The reason for calling these packets modes is that they all take the form of a dynamic oscillation, hence the term 'wavefunction'. They might be considered ripples in spacetime. However, for familiar particles like an electron, this ripple takes a mathematical form completely incompatible with any enviseageable ripple. The oscillation is complex, in the sense that it can only be described using 'imaginary' numbers that include multiples of the square root of minus one. It is not an oscillation in the space we are familiar with. Nothing in our measurable world is a multiple of the square root of minus one. Another way of putting that is to say that these cannot be 'classical' oscillations.

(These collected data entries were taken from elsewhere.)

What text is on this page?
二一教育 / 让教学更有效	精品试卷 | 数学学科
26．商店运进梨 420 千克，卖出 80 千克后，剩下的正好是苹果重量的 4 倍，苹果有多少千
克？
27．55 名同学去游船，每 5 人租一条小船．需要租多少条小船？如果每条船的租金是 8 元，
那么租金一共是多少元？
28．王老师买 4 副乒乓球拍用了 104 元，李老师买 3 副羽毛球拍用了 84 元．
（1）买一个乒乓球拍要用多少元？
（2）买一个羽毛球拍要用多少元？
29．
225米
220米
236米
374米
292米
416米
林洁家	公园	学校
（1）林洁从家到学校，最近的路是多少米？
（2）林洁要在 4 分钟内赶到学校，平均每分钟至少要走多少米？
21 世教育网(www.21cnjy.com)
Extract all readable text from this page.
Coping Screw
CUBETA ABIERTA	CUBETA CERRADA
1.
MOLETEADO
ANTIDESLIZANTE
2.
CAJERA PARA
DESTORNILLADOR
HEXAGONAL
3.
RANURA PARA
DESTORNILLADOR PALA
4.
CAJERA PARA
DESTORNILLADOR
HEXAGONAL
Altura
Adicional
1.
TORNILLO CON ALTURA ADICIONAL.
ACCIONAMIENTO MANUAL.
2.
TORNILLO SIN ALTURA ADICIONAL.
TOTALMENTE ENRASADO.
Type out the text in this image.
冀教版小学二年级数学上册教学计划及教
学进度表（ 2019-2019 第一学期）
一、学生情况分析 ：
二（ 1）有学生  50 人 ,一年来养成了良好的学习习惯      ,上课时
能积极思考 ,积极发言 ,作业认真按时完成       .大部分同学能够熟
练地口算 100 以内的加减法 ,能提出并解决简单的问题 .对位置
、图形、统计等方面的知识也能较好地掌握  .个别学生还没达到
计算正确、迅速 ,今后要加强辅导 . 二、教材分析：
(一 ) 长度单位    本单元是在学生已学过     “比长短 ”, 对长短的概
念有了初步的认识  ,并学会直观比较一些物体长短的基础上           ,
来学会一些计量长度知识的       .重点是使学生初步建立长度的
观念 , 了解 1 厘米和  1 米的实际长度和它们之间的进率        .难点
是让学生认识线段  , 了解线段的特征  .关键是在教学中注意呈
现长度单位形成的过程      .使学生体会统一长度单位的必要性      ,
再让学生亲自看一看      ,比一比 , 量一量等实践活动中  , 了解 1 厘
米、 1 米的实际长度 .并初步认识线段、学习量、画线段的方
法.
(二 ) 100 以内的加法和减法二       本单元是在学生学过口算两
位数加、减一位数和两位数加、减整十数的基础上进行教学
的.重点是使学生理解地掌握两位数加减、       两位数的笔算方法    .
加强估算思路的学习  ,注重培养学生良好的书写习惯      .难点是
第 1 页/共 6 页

As I understand it, phononic modes are arguably rather different in this respect, for reasons related to the fact that their phonon subunits have a 'spin' value of zero. This turns out to mean that at least the aspects of phononic modes that are of practical significance tend to be describable purely with real numbers. They behave like real waves, like the vibration of a violin string. They are in this sense 'classical'. However, I do not think that this should make us think they do not belong to quantum field theory, since the real description arises from exactly the same general schema of that theory that gives rise to complex values for electrons. One sometimes sees the suggestion that phonons are not really true 'quantum-type' particles but I find it hard to see the justification for that. One thing is for certain - the energy is real.

Phononic modes come in a wide range of forms but the traditional acoustic modes are the easiest to understand. It is fairly easy to see that everything we can reasonably call a 'separate object' will have ways of oscillating, or vibrating, in real space and so every object comes with a new family of phononic modes. These modes inhabit the whole object in an indivisible way. You cannot have a half-vibration. They are in a sense what justifies us treating things as individual objects but they are not made up of the atoms involved, they are additional energy packets on top of the atoms.

The reason why I think it is of interest to consider the phononic modes associated with structures at the biological level in the context of experience is that these modes should take part in fundamental, or immediate, interactions without any reference to the involvement of individual atoms. This gets around William James's concern that any interaction that was mediated by an endless chain of intervening atoms would be too 'second hand' to constitute something that might be experienced as a whole. When an electrical potential influences an acoustic vibration, as I experienced as if by magic as a child listening to what was then called a 'crystal set', it does so immediately, with no intervening steps related to one atom or another. Photon energy is exchanged for phonon energy with nothing in between. The crystal modes in the set are only set up to 'experience' rapid back and forth reversals of electrical potential along their entire length. A cell membrane would, by the same argument, 'experience' all the detailed fluctuations of potential generated by opening of ion channels all along the length of the receiving dendrites. It might well be argued that so far we have little evidence that cells respond to very detailed patterns of input. Nevertheless, at least we might have a situation where something does have a very detailed pattern impinging on it, which it might reasonably be thought to 'experience'.